Now, Daddy could have gone to his work-shed and pulled out his big ladder, but why, when he had kids. So he told me to shimmy up that mimosa tree and get the paper. Always ready to do anything my Daddy asked, this sounded like a simple request; so I got to it.
The limbs of the mimosa are not huge, but rather small in diameter. I could easily grab them with my eight-year-old fingers and climb up to the roof. I got the paper and tossed it behind me to Daddy down below.
Then I turned around to come down and saw not only the distance I was from the ground, but also the gulf from the roof’s edge to the limb of the mimosa. I was paralyzed.

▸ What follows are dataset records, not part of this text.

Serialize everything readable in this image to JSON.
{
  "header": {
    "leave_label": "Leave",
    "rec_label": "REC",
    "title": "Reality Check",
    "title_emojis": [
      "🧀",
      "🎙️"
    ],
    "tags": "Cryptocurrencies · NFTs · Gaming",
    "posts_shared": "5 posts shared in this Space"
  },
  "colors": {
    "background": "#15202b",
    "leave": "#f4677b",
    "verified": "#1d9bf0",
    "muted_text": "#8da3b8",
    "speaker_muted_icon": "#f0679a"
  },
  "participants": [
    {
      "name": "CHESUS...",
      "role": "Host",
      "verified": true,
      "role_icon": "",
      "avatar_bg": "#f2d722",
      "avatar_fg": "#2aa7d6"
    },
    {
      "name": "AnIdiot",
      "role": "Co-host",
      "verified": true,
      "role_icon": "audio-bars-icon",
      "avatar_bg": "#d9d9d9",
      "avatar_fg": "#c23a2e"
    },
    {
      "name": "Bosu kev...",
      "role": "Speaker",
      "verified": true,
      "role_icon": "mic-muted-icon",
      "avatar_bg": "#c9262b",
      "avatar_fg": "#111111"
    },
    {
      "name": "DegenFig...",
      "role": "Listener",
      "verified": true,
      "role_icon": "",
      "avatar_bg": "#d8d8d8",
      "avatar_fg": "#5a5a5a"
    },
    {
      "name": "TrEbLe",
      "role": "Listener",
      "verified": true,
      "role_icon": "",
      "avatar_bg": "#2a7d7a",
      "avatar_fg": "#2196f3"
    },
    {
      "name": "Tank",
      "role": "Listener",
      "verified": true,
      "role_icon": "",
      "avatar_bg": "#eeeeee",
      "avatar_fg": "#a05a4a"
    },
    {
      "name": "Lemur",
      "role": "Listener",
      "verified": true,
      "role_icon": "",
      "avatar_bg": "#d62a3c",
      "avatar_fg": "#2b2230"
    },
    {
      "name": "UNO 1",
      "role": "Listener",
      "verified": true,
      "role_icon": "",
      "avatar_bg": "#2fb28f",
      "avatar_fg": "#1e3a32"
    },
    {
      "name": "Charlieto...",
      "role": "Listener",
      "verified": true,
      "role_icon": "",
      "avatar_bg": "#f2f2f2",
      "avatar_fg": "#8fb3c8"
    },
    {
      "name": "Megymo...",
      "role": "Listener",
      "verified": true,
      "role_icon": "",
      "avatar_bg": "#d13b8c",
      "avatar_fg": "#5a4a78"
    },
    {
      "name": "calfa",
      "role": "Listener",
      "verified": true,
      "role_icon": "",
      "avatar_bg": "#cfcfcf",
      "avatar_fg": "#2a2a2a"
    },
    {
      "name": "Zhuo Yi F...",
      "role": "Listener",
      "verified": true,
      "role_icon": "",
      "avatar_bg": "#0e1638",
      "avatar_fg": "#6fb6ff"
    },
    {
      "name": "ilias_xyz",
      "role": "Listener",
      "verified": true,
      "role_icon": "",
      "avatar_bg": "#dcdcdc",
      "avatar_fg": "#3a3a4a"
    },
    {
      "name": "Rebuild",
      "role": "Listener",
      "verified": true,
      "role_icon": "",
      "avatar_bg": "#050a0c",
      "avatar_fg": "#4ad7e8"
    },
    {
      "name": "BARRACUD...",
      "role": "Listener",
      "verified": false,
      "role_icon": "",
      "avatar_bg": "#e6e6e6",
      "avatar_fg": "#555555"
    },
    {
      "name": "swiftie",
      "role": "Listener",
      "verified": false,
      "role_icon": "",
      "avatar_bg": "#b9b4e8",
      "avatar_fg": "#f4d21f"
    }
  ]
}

Like on the tower, I barely remember how I got down. I remember Daddy standing there a long time talking to me. I still remember those few seconds of frustration that registered on his face and in his voice when he realized that this was not going to be a simple process.
But now, let’s go back to that dog.
You are connecting the dots, aren’t you?
That precious animal in the video.
That was me.
Ah, but then, that young woman. She knelt beside him and spoke gently to him. Then, she got down on all fours and crawled beside him. She crawled just ahead of him, looking back and speaking softly to him. She patiently crawled and moved him toward courage and possibility by going down that path just a little ahead of him at his level of fear and understanding.
Some of the folks around were giggling and laughing at the poor dog.
But the one who loved him, didn’t laugh - she loved. She loved him and came down to his level and made him strong. With her presence, he became more able than he thought he was and he started inching slowly forward.
God bless the ones and the One who come down to our level and tell us, “Come on, I’ll do this with you. You can do it.”